Moguldom: What are some of the wins for Ujama?

Hugh Molotsi: I was very fortunate to have three former colleagues be angel investors in Ujama — one of the investors being Steve Bennett, the former CEO of Intuit. In terms of the product itself, when preschools, schools and after-school organizations decide, “Yes, we would like our parents to be a part of it,” that is a big win. These organizations are taking a leap of faith because we’re not yet a big company. We’ve gotten a few schools to spread the word on our behalf. Getting people to buy the vision and recommend others to jump in, is a big win.

Moguldom: You mentioned having angel investors. Can you share how much you’ve raised in total so far?

Hugh Molotsi: We’re still in the seed funding stage. In 2017, I raised about $175,000. We’ve raised a little over $200,000 in 2019. So, a little less than $500,000 in total.

Moguldom: You are a former VP of Innovation for Intuit, have co-authored a book on innovation and have the former CEO of Intuit as an investors. You must have at least one great tip for our readers on how to keep innovation at the forefront when building products.

Hugh Molotsi: When you boil it down, it’s really not that complicated. The concept is just, “How do you make things better?” The most innovative ideas are typically going to be the ones that people are most skeptical about. If you have an idea and it’s very obvious, then it’s probably not that innovative. If it’s obvious, somebody else has already thought of it or somebody’s already done it. But the ones that are not obvious, the ones that when people hear them, they are very skeptical about the idea, those tend to be the ones that have the highest value. My biggest talking point on innovation to people is, if you have an idea, believe in it. Don’t get dissuaded by what people say. Try and make it work. See what you can do. If you fail, even during the process of trying to build the thing, you will probably learn a lot. And it may give you ideas for other things that can have value. I think the key for a lot of innovators is really just believing in themselves and not giving up when people say can’t be done.

Extended Family
The Ujama platform is inspired by the Swahili word for “extended family.” It’s the brainchild of Hugh Molotsi, former VP of innovation for Intuit, who struggled to find help as a busy father of two. Photo courtesy of Ujama.

Moguldom: What do the next five years look like for Ujama?

Hugh Molotsi: Our goals are to have most parents across the country using Ujama and taking advantage of it. Often when I talk to parents, they’ll tell me that they’ve not been on a date since they had kids. That is not good for the relationship. Parents need time as a couple, but getting a babysitter is difficult. But the reality is, in your neighborhood, there are parents who are more than happy to help you. And in fact, in my own experience with my daughters, we have a neighbor who has a daughter the same age as my oldest. They would always encourage us to drop our kids off with them when we would go on a date instead of an hourly sitter. We took them up on it a couple of times, but there were other times we were very bashful about doing. This is actually why we designed karma points with Ujama to try and make it so that people are not bashful about receiving help. The hope is for us to make parenting much more joyful. We want parents to get the time they need to run errands or if there’s an emergency and they can’t pick up a child they don’t have to panic. They know they have a community to back them up when they need help.
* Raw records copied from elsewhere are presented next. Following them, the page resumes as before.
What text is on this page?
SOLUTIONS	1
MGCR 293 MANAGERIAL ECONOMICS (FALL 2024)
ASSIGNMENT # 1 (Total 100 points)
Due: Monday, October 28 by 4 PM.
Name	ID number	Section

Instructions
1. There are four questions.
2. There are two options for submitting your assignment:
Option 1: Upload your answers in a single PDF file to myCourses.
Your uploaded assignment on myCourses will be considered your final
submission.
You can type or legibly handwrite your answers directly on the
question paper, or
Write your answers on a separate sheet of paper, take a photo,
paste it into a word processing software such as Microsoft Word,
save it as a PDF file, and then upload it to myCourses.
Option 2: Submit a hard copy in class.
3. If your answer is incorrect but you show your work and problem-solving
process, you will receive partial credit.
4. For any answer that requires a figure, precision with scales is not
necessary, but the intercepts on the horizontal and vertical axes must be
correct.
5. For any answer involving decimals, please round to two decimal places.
Moguldom: So, no plans for world domination?

Hugh Molotsi: We would love to have most parents across the country and then eventually of course, outside the country on Ujama. There are obviously a lot of social media platforms that people use today that are successful. We think ours is the most useful social media platform for parents to connect and have help. We are not creating a platform that makes it easier for people to advertise to you or to intrude into your lives. This is really about making it easy for parents to have a joyful experience raising their kids.